I had my first (and so far only) lucid dream just before Halloween. For those unsure, a lucid dream is one where you have full clarity of the fact that you are dreaming. I was standing on the deck of a cruise ship admiring the night sky when I heard a familiar voice call to me. I turned around and there was an old friend I hadn’t seen in quite a while. In my excitement I lunged at him pulling him into the tightest hug. He hugged me back and in that moment I thought to myself, “What a wonderful dream this is.” As we pulled apart I told him how great it was to see him and that I had missed him. He agreed and again I thought to myself, “I wish this weren’t a dream.” I think the consciousness of knowing I was dreaming startled me awake and that was it. A simple lucid dream. Or was it?

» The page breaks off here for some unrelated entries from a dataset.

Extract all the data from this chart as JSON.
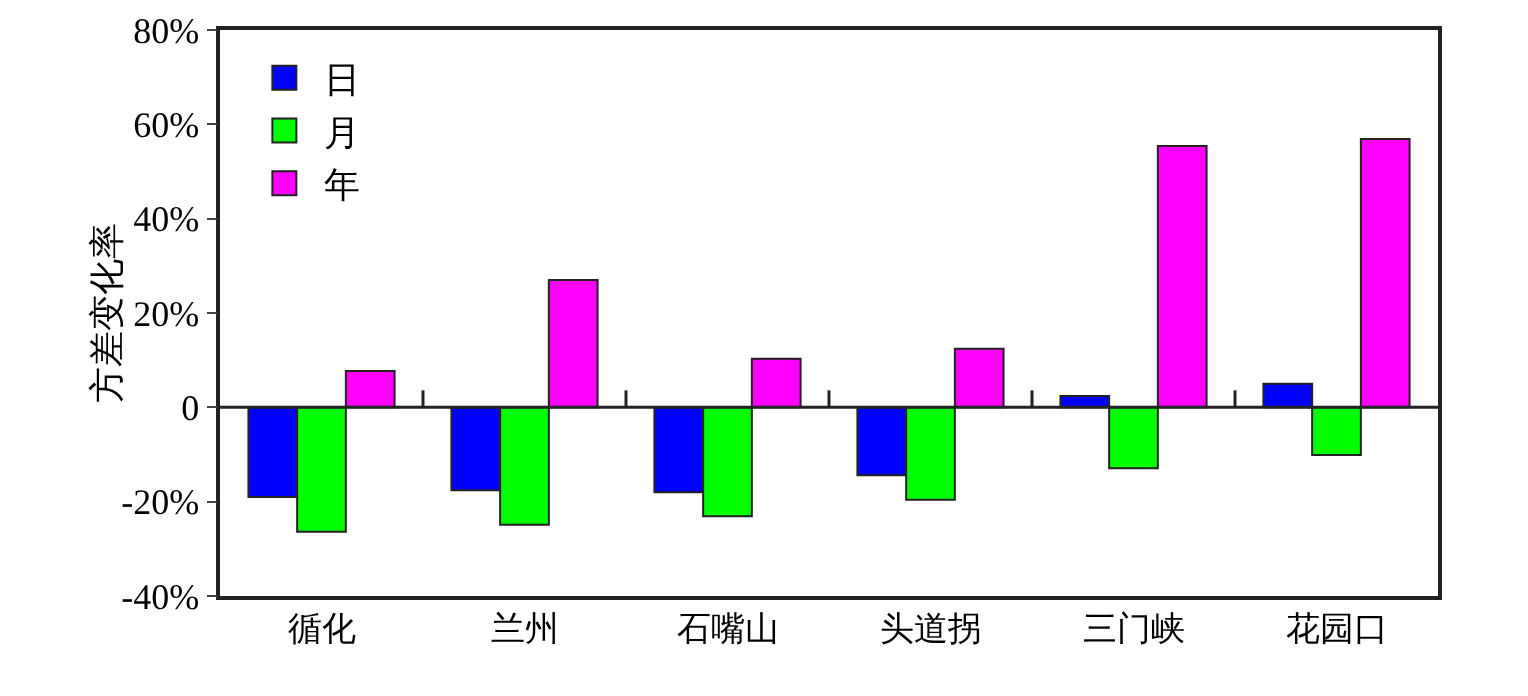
{
  "chart_data": {
    "type": "bar",
    "ylabel": "方差变化率",
    "categories": [
      "循化",
      "兰州",
      "石嘴山",
      "头道拐",
      "三门峡",
      "花园口"
    ],
    "series": [
      {
        "name": "日",
        "color": "#0000ff",
        "values": [
          -19.0,
          -17.6,
          -18.0,
          -14.4,
          2.4,
          5.0
        ]
      },
      {
        "name": "月",
        "color": "#00ff00",
        "values": [
          -26.4,
          -24.9,
          -23.1,
          -19.6,
          -12.9,
          -10.1
        ]
      },
      {
        "name": "年",
        "color": "#ff00ff",
        "values": [
          7.7,
          27.0,
          10.3,
          12.4,
          55.4,
          56.9
        ]
      }
    ],
    "ylim": [
      -40,
      80
    ],
    "yticks": [
      {
        "value": -40,
        "label": "-40%"
      },
      {
        "value": -20,
        "label": "-20%"
      },
      {
        "value": 0,
        "label": "0"
      },
      {
        "value": 20,
        "label": "20%"
      },
      {
        "value": 40,
        "label": "40%"
      },
      {
        "value": 60,
        "label": "60%"
      },
      {
        "value": 80,
        "label": "80%"
      }
    ],
    "legend": "top left"
  }
}
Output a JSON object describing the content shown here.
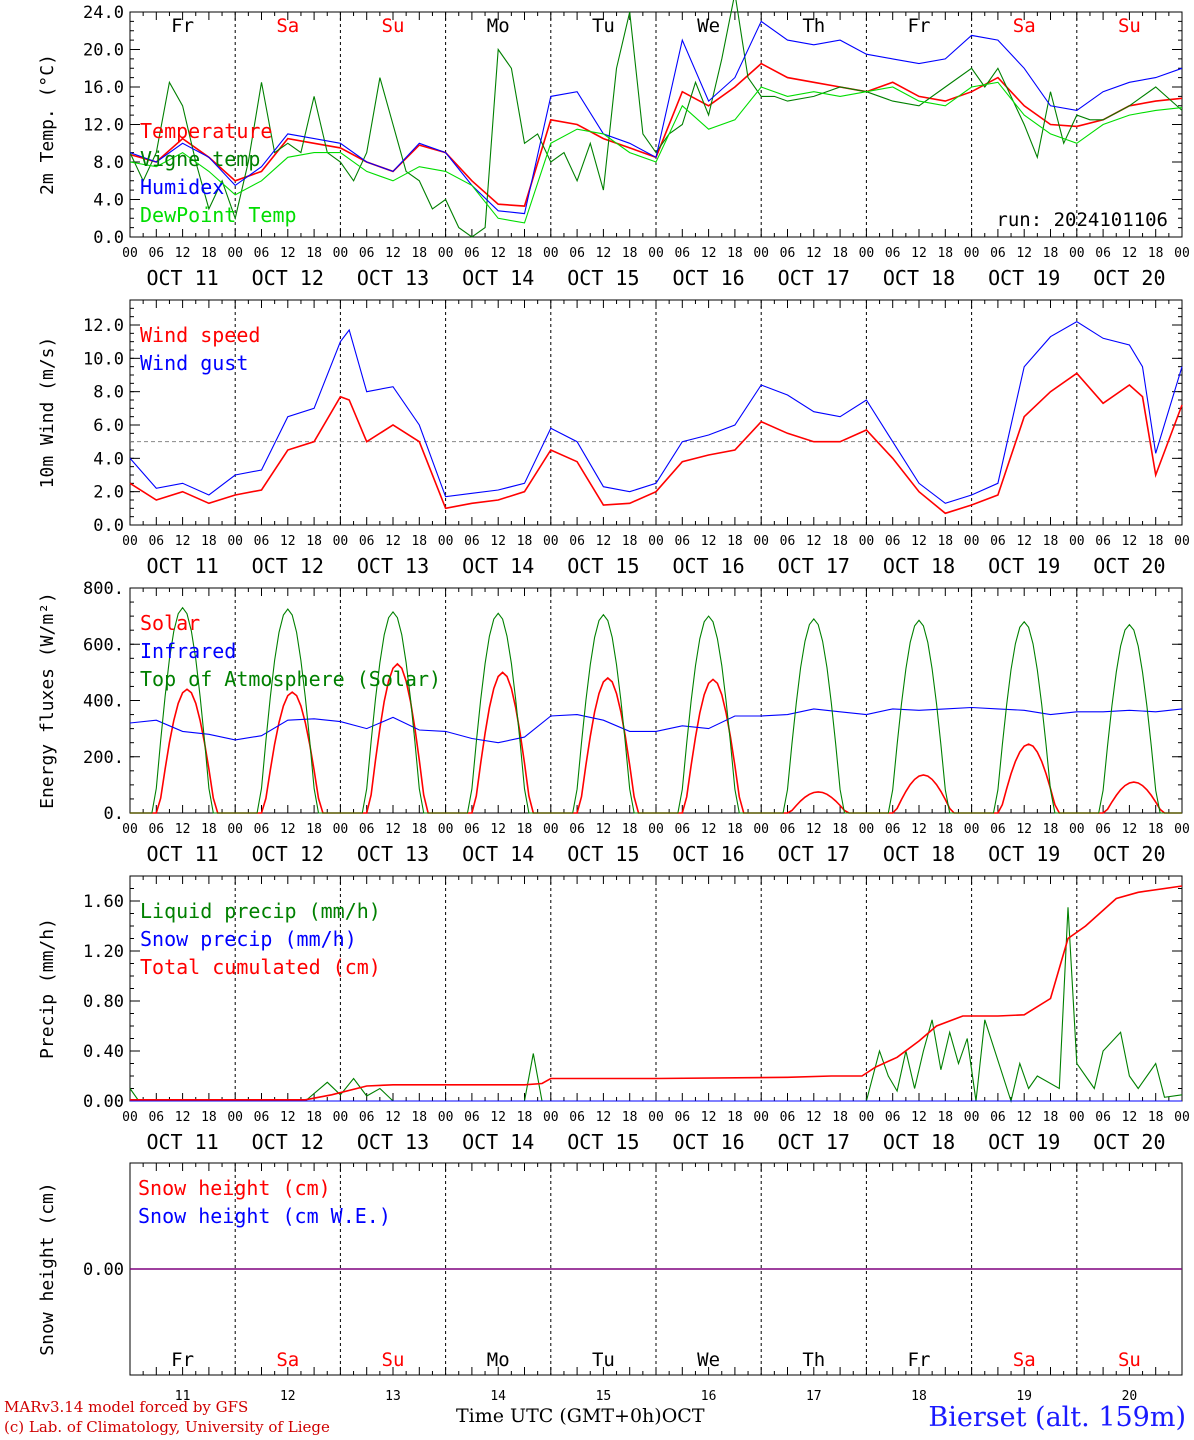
{
  "run_label": "run: 2024101106",
  "footer": {
    "credit_line1": "MARv3.14 model forced by GFS",
    "credit_line2": "(c) Lab. of Climatology, University of Liege",
    "time_label": "Time UTC (GMT+0h)",
    "month_label": "OCT",
    "station": "Bierset (alt. 159m)"
  },
  "colors": {
    "red": "#ff0000",
    "blue": "#0000ff",
    "green": "#008000",
    "lightgreen": "#00dd00",
    "purple": "#7f007f",
    "weekend": "#ff0000",
    "weekday": "#000000"
  },
  "days": {
    "names": [
      "Fr",
      "Sa",
      "Su",
      "Mo",
      "Tu",
      "We",
      "Th",
      "Fr",
      "Sa",
      "Su"
    ],
    "weekend": [
      false,
      true,
      true,
      false,
      false,
      false,
      false,
      false,
      true,
      true
    ],
    "date_labels": [
      "OCT 11",
      "OCT 12",
      "OCT 13",
      "OCT 14",
      "OCT 15",
      "OCT 16",
      "OCT 17",
      "OCT 18",
      "OCT 19",
      "OCT 20"
    ],
    "numbers": [
      "11",
      "12",
      "13",
      "14",
      "15",
      "16",
      "17",
      "18",
      "19",
      "20"
    ],
    "hour_ticks": [
      "00",
      "06",
      "12",
      "18"
    ],
    "final_tick": "00"
  },
  "chart_data": [
    {
      "type": "line",
      "ylabel": "2m Temp. (°C)",
      "ylim": [
        0,
        24
      ],
      "yticks": [
        "0.0",
        "4.0",
        "8.0",
        "12.0",
        "16.0",
        "20.0",
        "24.0"
      ],
      "x_unit": "hours from 2024-10-11 00 UTC",
      "series": [
        {
          "name": "Temperature",
          "color": "red",
          "x": [
            0,
            6,
            12,
            18,
            24,
            30,
            36,
            42,
            48,
            54,
            60,
            66,
            72,
            78,
            84,
            90,
            96,
            102,
            108,
            114,
            120,
            126,
            132,
            138,
            144,
            150,
            156,
            162,
            168,
            174,
            180,
            186,
            192,
            198,
            204,
            210,
            216,
            222,
            228,
            234,
            240
          ],
          "y": [
            8.8,
            8,
            10.5,
            8.5,
            6,
            7,
            10.5,
            10,
            9.5,
            8,
            7,
            9.8,
            9,
            6,
            3.5,
            3.3,
            12.5,
            12,
            10.5,
            9.5,
            8.5,
            15.5,
            14,
            16,
            18.5,
            17,
            16.5,
            16,
            15.5,
            16.5,
            15,
            14.5,
            15.5,
            17,
            14,
            12,
            11.8,
            12.5,
            14,
            14.5,
            14.8
          ]
        },
        {
          "name": "Vigne temp",
          "color": "green",
          "x": [
            0,
            3,
            6,
            9,
            12,
            15,
            18,
            21,
            24,
            27,
            30,
            33,
            36,
            39,
            42,
            45,
            48,
            51,
            54,
            57,
            60,
            63,
            66,
            69,
            72,
            75,
            78,
            81,
            84,
            87,
            90,
            93,
            96,
            99,
            102,
            105,
            108,
            111,
            114,
            117,
            120,
            123,
            126,
            129,
            132,
            135,
            138,
            141,
            144,
            147,
            150,
            156,
            162,
            168,
            174,
            180,
            186,
            192,
            195,
            198,
            201,
            204,
            207,
            210,
            213,
            216,
            219,
            222,
            228,
            234,
            240
          ],
          "y": [
            9,
            6,
            9,
            16.5,
            14,
            8,
            3,
            6,
            2,
            8,
            16.5,
            9,
            10,
            9,
            15,
            9,
            8,
            6,
            9,
            17,
            12,
            7,
            6,
            3,
            4,
            1,
            0,
            1,
            20,
            18,
            10,
            11,
            8,
            9,
            6,
            10,
            5,
            18,
            24,
            11,
            9,
            11,
            12,
            16.5,
            13,
            19,
            26,
            17,
            15,
            15,
            14.5,
            15,
            16,
            15.5,
            14.5,
            14,
            16,
            18,
            16,
            18,
            15,
            12,
            8.5,
            15.5,
            10,
            13,
            12.5,
            12.5,
            14,
            16,
            13.5
          ]
        },
        {
          "name": "Humidex",
          "color": "blue",
          "x": [
            0,
            6,
            12,
            18,
            24,
            30,
            36,
            42,
            48,
            54,
            60,
            66,
            72,
            78,
            84,
            90,
            96,
            102,
            108,
            114,
            120,
            126,
            132,
            138,
            144,
            150,
            156,
            162,
            168,
            174,
            180,
            186,
            192,
            198,
            204,
            210,
            216,
            222,
            228,
            234,
            240
          ],
          "y": [
            9,
            8,
            10,
            8.5,
            5.5,
            7.5,
            11,
            10.5,
            10,
            8,
            7,
            10,
            9,
            5.5,
            2.8,
            2.5,
            15,
            15.5,
            11,
            10,
            8.5,
            21,
            14.5,
            17,
            23,
            21,
            20.5,
            21,
            19.5,
            19,
            18.5,
            19,
            21.5,
            21,
            18,
            14,
            13.5,
            15.5,
            16.5,
            17,
            18
          ]
        },
        {
          "name": "DewPoint Temp",
          "color": "lightgreen",
          "x": [
            0,
            6,
            12,
            18,
            24,
            30,
            36,
            42,
            48,
            54,
            60,
            66,
            72,
            78,
            84,
            90,
            96,
            102,
            108,
            114,
            120,
            126,
            132,
            138,
            144,
            150,
            156,
            162,
            168,
            174,
            180,
            186,
            192,
            198,
            204,
            210,
            216,
            222,
            228,
            234,
            240
          ],
          "y": [
            8,
            7.5,
            9,
            7,
            4.5,
            6,
            8.5,
            9,
            9,
            7,
            6,
            7.5,
            7,
            5.5,
            2,
            1.5,
            10,
            11.5,
            11,
            9,
            8,
            14,
            11.5,
            12.5,
            16,
            15,
            15.5,
            15,
            15.5,
            16,
            14.5,
            14,
            16,
            16.5,
            13,
            11,
            10,
            12,
            13,
            13.5,
            13.8
          ]
        }
      ]
    },
    {
      "type": "line",
      "ylabel": "10m Wind (m/s)",
      "ylim": [
        0,
        13.5
      ],
      "yticks": [
        "0.0",
        "2.0",
        "4.0",
        "6.0",
        "8.0",
        "10.0",
        "12.0"
      ],
      "hline": 5,
      "series": [
        {
          "name": "Wind speed",
          "color": "red",
          "x": [
            0,
            6,
            12,
            18,
            24,
            30,
            36,
            42,
            48,
            50,
            54,
            60,
            66,
            72,
            78,
            84,
            90,
            96,
            102,
            108,
            114,
            120,
            126,
            132,
            138,
            144,
            150,
            156,
            162,
            168,
            174,
            180,
            186,
            192,
            198,
            204,
            210,
            216,
            222,
            228,
            231,
            234,
            240
          ],
          "y": [
            2.5,
            1.5,
            2,
            1.3,
            1.8,
            2.1,
            4.5,
            5,
            7.7,
            7.5,
            5,
            6,
            5,
            1,
            1.3,
            1.5,
            2,
            4.5,
            3.8,
            1.2,
            1.3,
            2,
            3.8,
            4.2,
            4.5,
            6.2,
            5.5,
            5,
            5,
            5.7,
            4,
            2,
            0.7,
            1.2,
            1.8,
            6.5,
            8,
            9.1,
            7.3,
            8.4,
            7.7,
            3,
            7.2
          ]
        },
        {
          "name": "Wind gust",
          "color": "blue",
          "x": [
            0,
            6,
            12,
            18,
            24,
            30,
            36,
            42,
            48,
            50,
            54,
            60,
            66,
            72,
            78,
            84,
            90,
            96,
            102,
            108,
            114,
            120,
            126,
            132,
            138,
            144,
            150,
            156,
            162,
            168,
            174,
            180,
            186,
            192,
            198,
            204,
            210,
            216,
            222,
            228,
            231,
            234,
            240
          ],
          "y": [
            4,
            2.2,
            2.5,
            1.8,
            3,
            3.3,
            6.5,
            7,
            11,
            11.7,
            8,
            8.3,
            6,
            1.7,
            1.9,
            2.1,
            2.5,
            5.8,
            5,
            2.3,
            2,
            2.5,
            5,
            5.4,
            6,
            8.4,
            7.8,
            6.8,
            6.5,
            7.5,
            5,
            2.5,
            1.3,
            1.8,
            2.5,
            9.5,
            11.3,
            12.2,
            11.2,
            10.8,
            9.5,
            4.3,
            9.5
          ]
        }
      ]
    },
    {
      "type": "line",
      "ylabel": "Energy fluxes (W/m²)",
      "ylim": [
        0,
        800
      ],
      "yticks": [
        "0.",
        "200.",
        "400.",
        "600.",
        "800."
      ],
      "series": [
        {
          "name": "Solar",
          "color": "red",
          "peaks": [
            440,
            430,
            530,
            500,
            480,
            475,
            75,
            135,
            245,
            110
          ],
          "peak_hour": 13
        },
        {
          "name": "Infrared",
          "color": "blue",
          "x": [
            0,
            6,
            12,
            18,
            24,
            30,
            36,
            42,
            48,
            54,
            60,
            66,
            72,
            78,
            84,
            90,
            96,
            102,
            108,
            114,
            120,
            126,
            132,
            138,
            144,
            150,
            156,
            162,
            168,
            174,
            180,
            186,
            192,
            198,
            204,
            210,
            216,
            222,
            228,
            234,
            240
          ],
          "y": [
            320,
            330,
            290,
            280,
            260,
            275,
            330,
            335,
            325,
            300,
            340,
            295,
            290,
            265,
            250,
            270,
            345,
            350,
            330,
            290,
            290,
            310,
            300,
            345,
            345,
            350,
            370,
            360,
            350,
            370,
            365,
            370,
            375,
            370,
            365,
            350,
            360,
            360,
            365,
            360,
            370
          ]
        },
        {
          "name": "Top of Atmosphere (Solar)",
          "color": "green",
          "peaks": [
            730,
            725,
            715,
            710,
            705,
            700,
            690,
            685,
            680,
            670
          ],
          "peak_hour": 12
        }
      ]
    },
    {
      "type": "line",
      "ylabel": "Precip (mm/h)",
      "ylim": [
        0,
        1.8
      ],
      "yticks": [
        "0.00",
        "0.40",
        "0.80",
        "1.20",
        "1.60"
      ],
      "series": [
        {
          "name": "Liquid precip (mm/h)",
          "color": "green",
          "x": [
            0,
            2,
            4,
            30,
            40,
            45,
            48,
            51,
            54,
            57,
            60,
            72,
            90,
            92,
            94,
            98,
            120,
            168,
            171,
            173,
            175,
            177,
            179,
            181,
            183,
            185,
            187,
            189,
            191,
            193,
            195,
            201,
            203,
            205,
            207,
            212,
            214,
            216,
            220,
            222,
            226,
            228,
            230,
            234,
            236,
            240
          ],
          "y": [
            0.1,
            0,
            0,
            0,
            0,
            0.15,
            0.05,
            0.18,
            0.04,
            0.1,
            0,
            0,
            0,
            0.38,
            0,
            0,
            0,
            0,
            0.4,
            0.2,
            0.08,
            0.4,
            0.1,
            0.4,
            0.65,
            0.25,
            0.55,
            0.3,
            0.5,
            0,
            0.65,
            0,
            0.3,
            0.1,
            0.2,
            0.1,
            1.55,
            0.3,
            0.1,
            0.4,
            0.55,
            0.2,
            0.1,
            0.3,
            0.03,
            0.05
          ]
        },
        {
          "name": "Snow precip (mm/h)",
          "color": "blue",
          "x": [
            0,
            240
          ],
          "y": [
            0,
            0
          ]
        },
        {
          "name": "Total cumulated (cm)",
          "color": "red",
          "x": [
            0,
            40,
            46,
            54,
            60,
            90,
            94,
            96,
            120,
            150,
            160,
            167,
            170,
            175,
            180,
            184,
            190,
            198,
            204,
            210,
            214,
            218,
            225,
            230,
            240
          ],
          "y": [
            0.01,
            0.01,
            0.05,
            0.12,
            0.13,
            0.13,
            0.14,
            0.18,
            0.18,
            0.19,
            0.2,
            0.2,
            0.27,
            0.35,
            0.48,
            0.6,
            0.68,
            0.68,
            0.69,
            0.82,
            1.3,
            1.4,
            1.62,
            1.67,
            1.72
          ]
        }
      ]
    },
    {
      "type": "line",
      "ylabel": "Snow height (cm)",
      "ylim": [
        -1,
        1
      ],
      "yticks": [
        "0.00"
      ],
      "series": [
        {
          "name": "Snow height (cm)",
          "color": "red",
          "x": [
            0,
            240
          ],
          "y": [
            0,
            0
          ]
        },
        {
          "name": "Snow height (cm W.E.)",
          "color": "blue",
          "x": [
            0,
            240
          ],
          "y": [
            0,
            0
          ]
        }
      ]
    }
  ]
}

Here I am 4 months later and in the span of one month two seemingly coincidental things have happened. 1. I’m in the final stages of preparing to leave for my new cruise ship job. And 2. I ran into that very friend over Christmas and have recently been catching up with him through e-mail. And while I know many will brush this off as an odd coincidence I don’t see it as a coincidence at all. I do believe the world is a mysterious place and as hokey as it probably sounds I think these two events happened to bring me a little clarity on things in my life.
As I noted in my previous entry last week I was having some doubts and fears about decisions I’d made. I’m happy to say with some time this week to mull things over I am again feeling content with the direction I’m heading. I’m also very much looking forward to the unknown. One step at a time is all it takes and that’s something I must continue to remind myself. I find it amusing and delightful that the universe has this unusual way of putting us into situations that challenge us and let us grow. In this past month I really feel like I’ve grown a bit less selfish. I’ve grown to accept that I can give my love to others on many different levels. It doesn’t have to be all full throttle or nothing. If I make the most of my time with friends and family then my love will be accepted with open arms just as I accept the many different kinds of love into my life.
These realizations, epiphanies and pure logic have probably always been inside of me, but I think I’m only just now beginning to understand myself. And can I just say it’s always such a relief to trust myself, my instincts. Why on earth don’t I do this more often?